1978 – nr. 4 – december

De behoefte aan adequate, grote en duurzame gebouwen wordt dag na dag gevoeld en alle projecten van het non-profit Museum of Printing zijn afhankelijk van een meer functionele en ruimere verhuizing, in een gebouw – idealiter een oude drukkerij – waar we zouden een aantal persen kunnen bedienen en ze misschien vooral kunnen presenteren volgens hun technische aspect, in een minder chaotische chronologische volgorde dan in de Koninklijke Bibliotheek.
Zo zou het Drukkerijmuseum het documentaire, zelfs educatieve aspect van zijn collecties kunnen benadrukken en bezoekers kunnen aantrekken die vaak bang zijn om de drempel van de Koninklijke Bibliotheek te overschrijden. Vitrines en panelen toonden de stadia van het maken van een boek, van het maken van papier tot het binden en vergulden, waarbij onderweg de soorten, kwaliteiten en formaten van het papier, bijvoorbeeld het vouwen en naaien, werden vermeld. Bovendien zouden de druktechnieken worden geïllustreerd door diagrammen en door de presentatie van de verschillende soorten matrices (xylografie, typografie, eindnerf, houtnerf, linoleum, koperburijn, droge naald, ets, aquatint, lithografie, offset, enz.) en hun resultaat op papier.
De projecten zijn meervoudig. Zijn ze utopisch?
Wij geloven het niet. Ministeriële instanties en regionale instellingen hebben hun steun al toegezegd. Op de middellange termijn zal het Drukkerijmuseum, naar wij hopen, over een autonoom gebouw kunnen beschikken waar het mogelijk zal zijn een handpers, een cilinderpers en een linotypemachine te bedienen.

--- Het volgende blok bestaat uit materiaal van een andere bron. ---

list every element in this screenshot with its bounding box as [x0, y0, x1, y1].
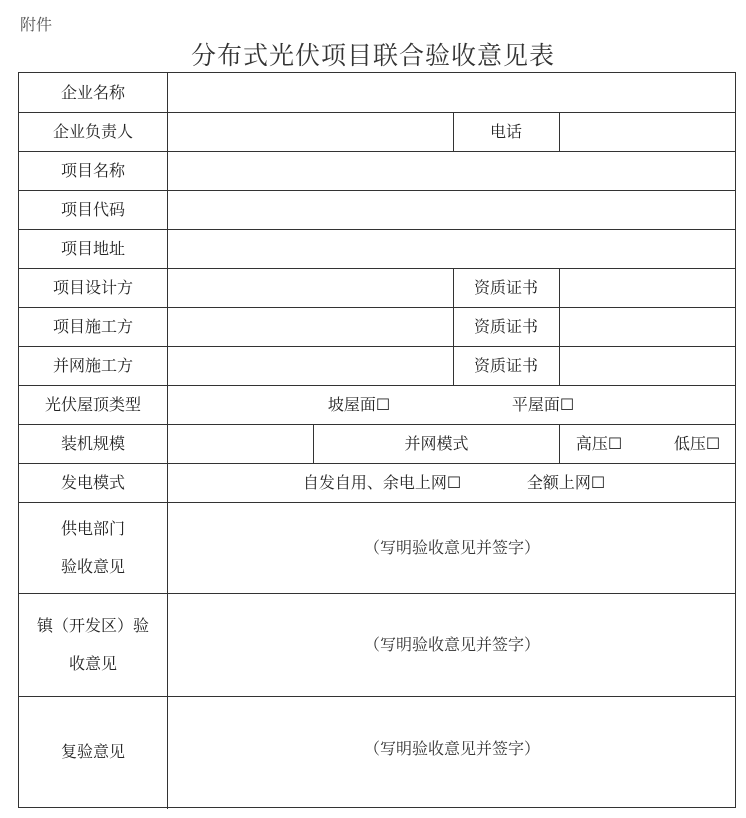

We mogen dromen... Zullen deze operationele persen ooit, zoals in Antwerpen, in Plantin, of in Ambert, in de Moulins Richard de Bas, teksten drukken op luxepapier waarvan de verkoop het museum zou kunnen ondersteunen? We kennen het sonnet van Plantijn, gedrukt in duizenden exemplaren; we kennen het succes van het papier uit de Auvergne, met bloemen of varens, gemaakt in deze heerlijke kleine vallei van Ambert, vereeuwigd door Jules Romans in Les Copains. Waarom zouden we niet geloven dat het Drukkerijmuseum in losse bladen een geschrift, een gedicht van elk van onze schrijvers, Frans of Nederlands, uit België zou kunnen publiceren, om zo een luxueuze bloemlezing te vormen die geleidelijk in een beperkte oplage wordt geproduceerd, en wat zou dat betekenen? waar bezoekers die dichters of bibliofielen zijn, over discussiëren? Copyright? Waarom zouden we de schrijvers niet bij dit initiatief betrekken en onderhandelen over de betaling van deze rechten, in natura, via een genummerd deel van de oplage?
Op dezelfde manier konden culturele verenigingen, zonder winstoogmerk en zonder middelen, ambachtelijke posters produceren of laten produceren op de vlakke persen van het museum.
Zo zou het museum niet langer een dood ding zijn, verzameld in de koude marmeren gangen van een respectabele wetenschappelijke bibliotheek, maar een actief centrum, waar machines zouden blijven leven, waar beginnende kunstenaars, zelfs leken en kinderen op zoek naar intelligente ontspanning, konden zelf tekenen of hun gegraveerde lino's laten tekenen. Het contact met de machine zou dan totaal zijn, materie zou niet langer een inert ding zijn waarvan we niet weten hoe we het moeten manipuleren. Een bezoek aan het Drukkerijmuseum zou voor altijd in het geheugen gegrift blijven van degenen die het een paar uur tot leven zagen komen of het even tot leven lieten komen.